Does the growth in diagnosis of Attention Deficit Hyperactivity Disorder (ADHD) mean we’re amidst a true epidemic? Parents may want to know that a leading physician behind the original recognition of ADHD as a legitimate disorder is now appalled at how pharmaceutical companies are pushing their drugs onto parents to cure what in many cases are normal childhood behaviors.

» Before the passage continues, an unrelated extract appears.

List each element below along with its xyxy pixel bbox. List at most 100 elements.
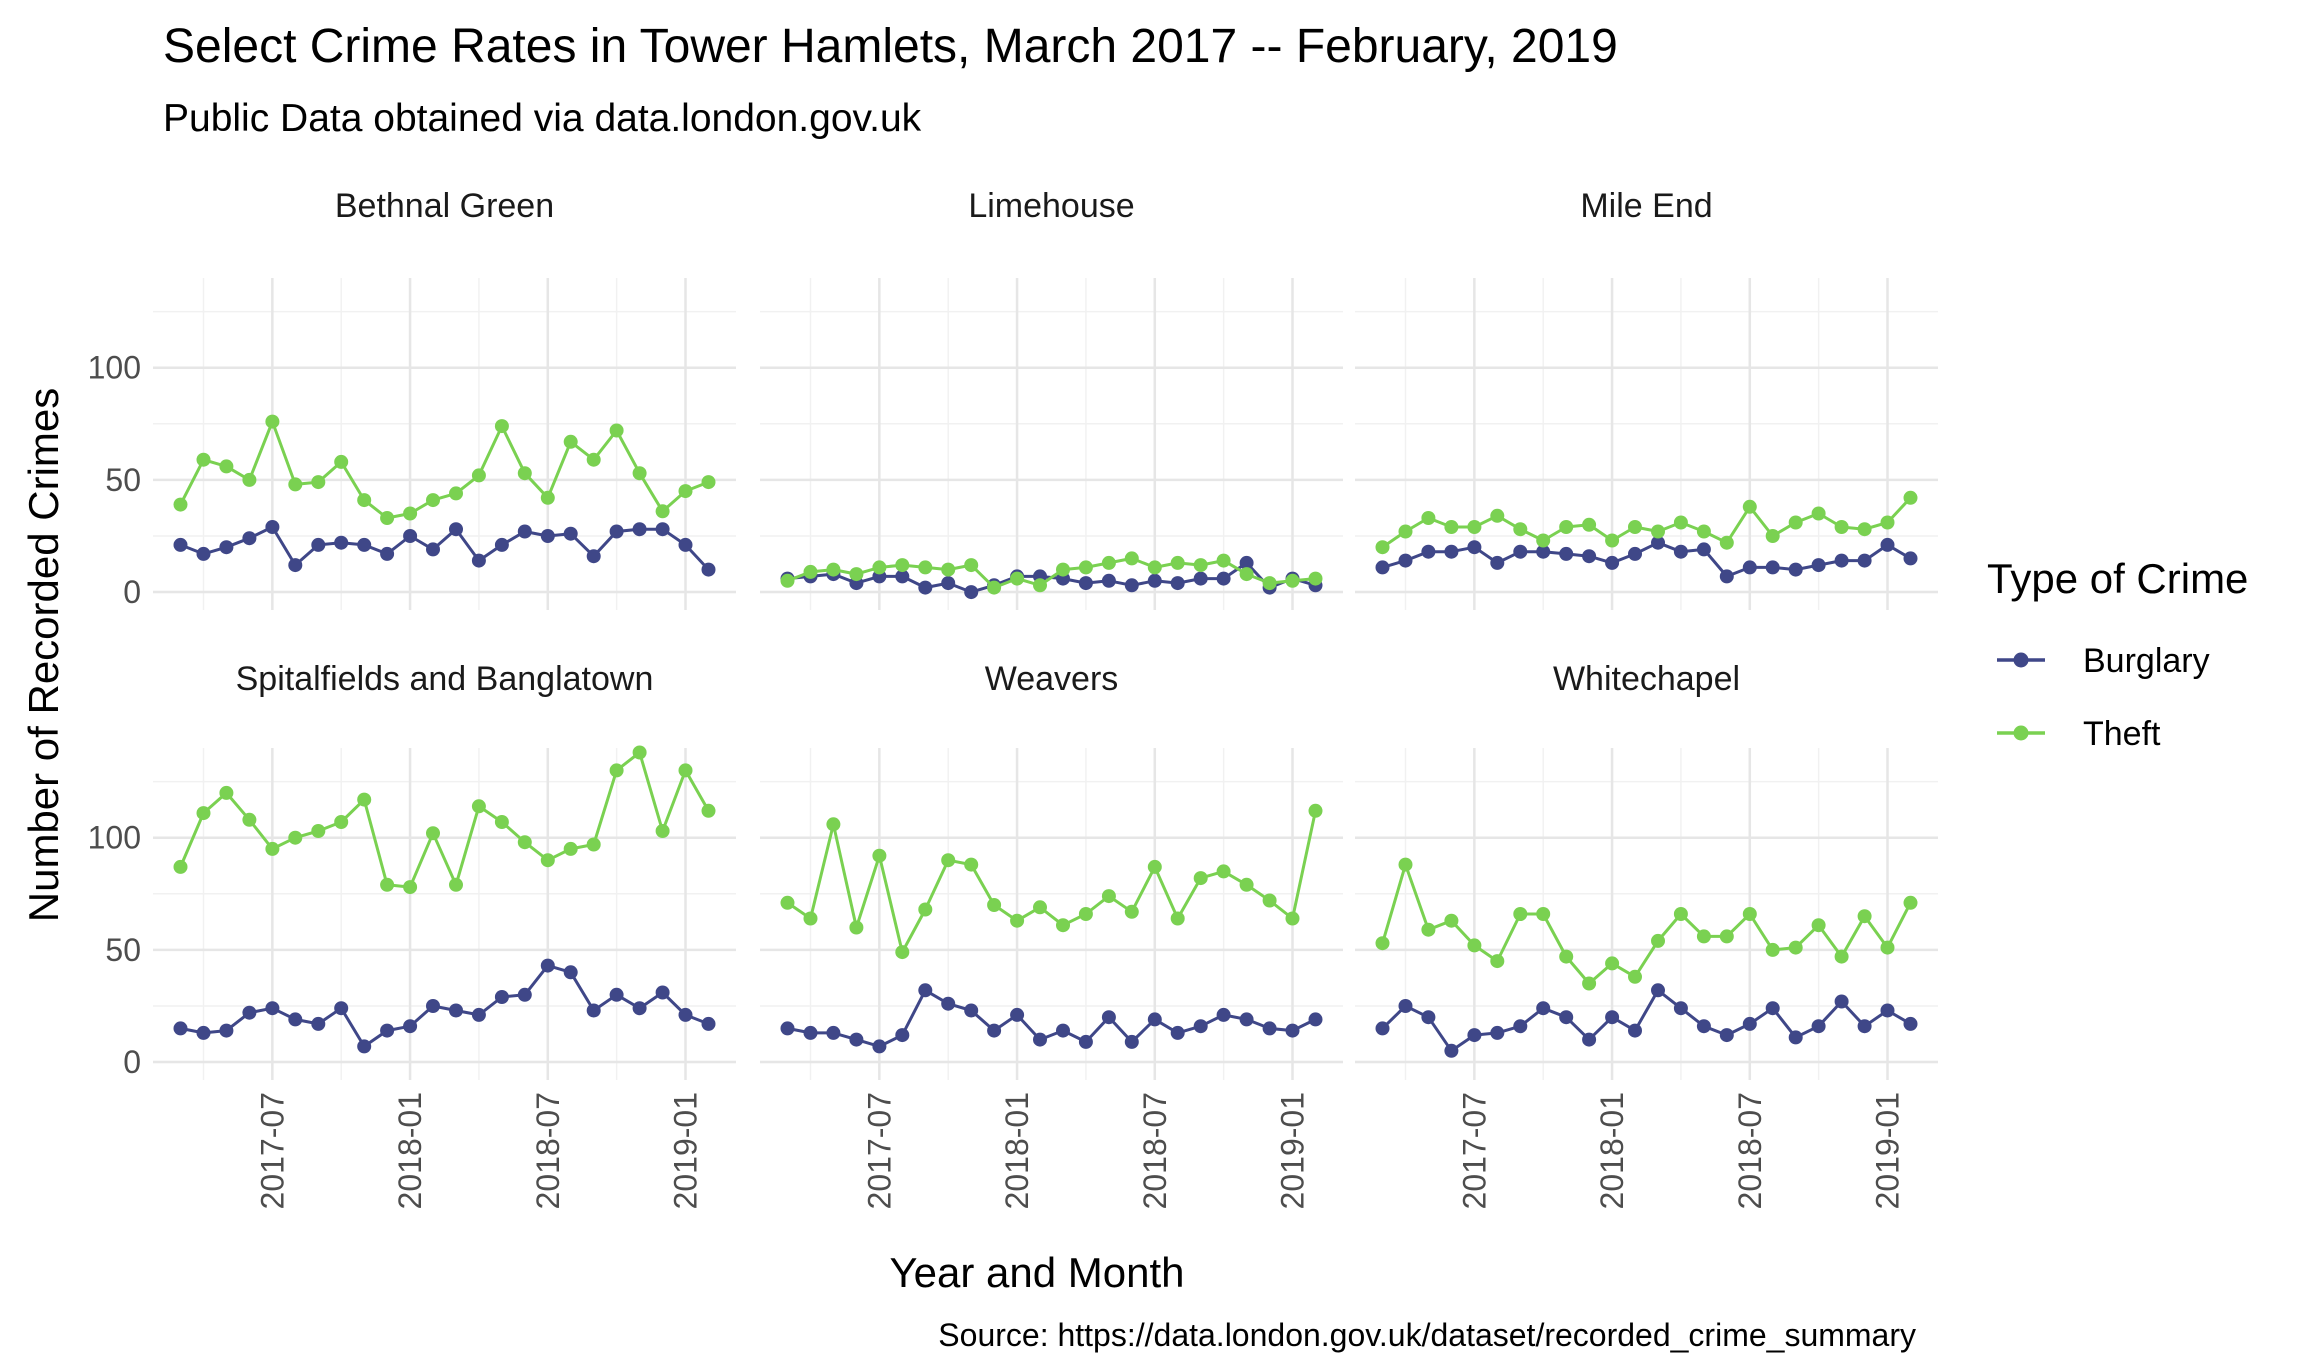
data-point-burglary bbox=[1651, 983, 1665, 998]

Few now question the legitimacy of ADHD and how it can be a disability to achieving basic assignments in school or at work. But the historical percentage of people actually having the disorder was thought to be 5%. Now, one in seven children will be diagnosed with ADHD by the time they reach 18. Currently, 3.5 million children are given drugs for the disorder.
Pharmaceutical Companies’ Agenda
“The numbers make it look like an epidemic. Well, it’s not. It’s preposterous,” Dr. Keith Conners said to The New York Times. Conners is a psychologist and an early advocate of ADHD recognition. He went on to say, “This is a concoction to justify the giving out of medication at unprecedented and unjustifiable levels.”
Conners questioned the rates of diagnosis and warned they were a “national disaster of dangerous proportions.”
For those who truly suffer from ADHD, medication can curb what is severe impulsive behaviors and an inability to concentrate. Now, ADHD is the second-most commonly diagnosed long-term condition for children, behind asthma. Sales of stimulants have increased more than four-fold over the last decade, from $2 billion in 2002 to $8 billion in 2012.
The pharma industry’s aggressive campaign during the last 20 years not only publicizes the condition, but promotes drugs as a solution. There’s no question the industry has reaped huge profits in marketing to children, and now it’s turning its attention to marketing pills for adults.
Medicating Natural Childhood Behaviors?
The New York Times article shows how the pharma companies now market their drugs as a solution for parents to get their children to do their homework and “reduce family tensions.”
In many ways, the ads make the drug sound like a substitute for parenting. The New York Times uses the example of an Adderall ad depicting a mother telling her son, “Thanks for taking out the garbage.”
It may surprise parents to know that the Food and Drug Administration has cited every major ADHD drug for false and misleading advertising at one time or another. These drugs include the class of stimulants, such as Adderall, Concerta, Focalin, and Vyvanse, and the class of non-stimulants, including Intuniv and Strattera.
If you have a child you believe may truly suffer from ADHD, or have adult symptoms yourself, you should beware that doctors are being paid by the pharmaceutical companies to promote the drugs. Try to find an objective opinion. And you may want to educate yourself about the drugs being advertised and inquire into behavioral and other treatments that don’t require medication.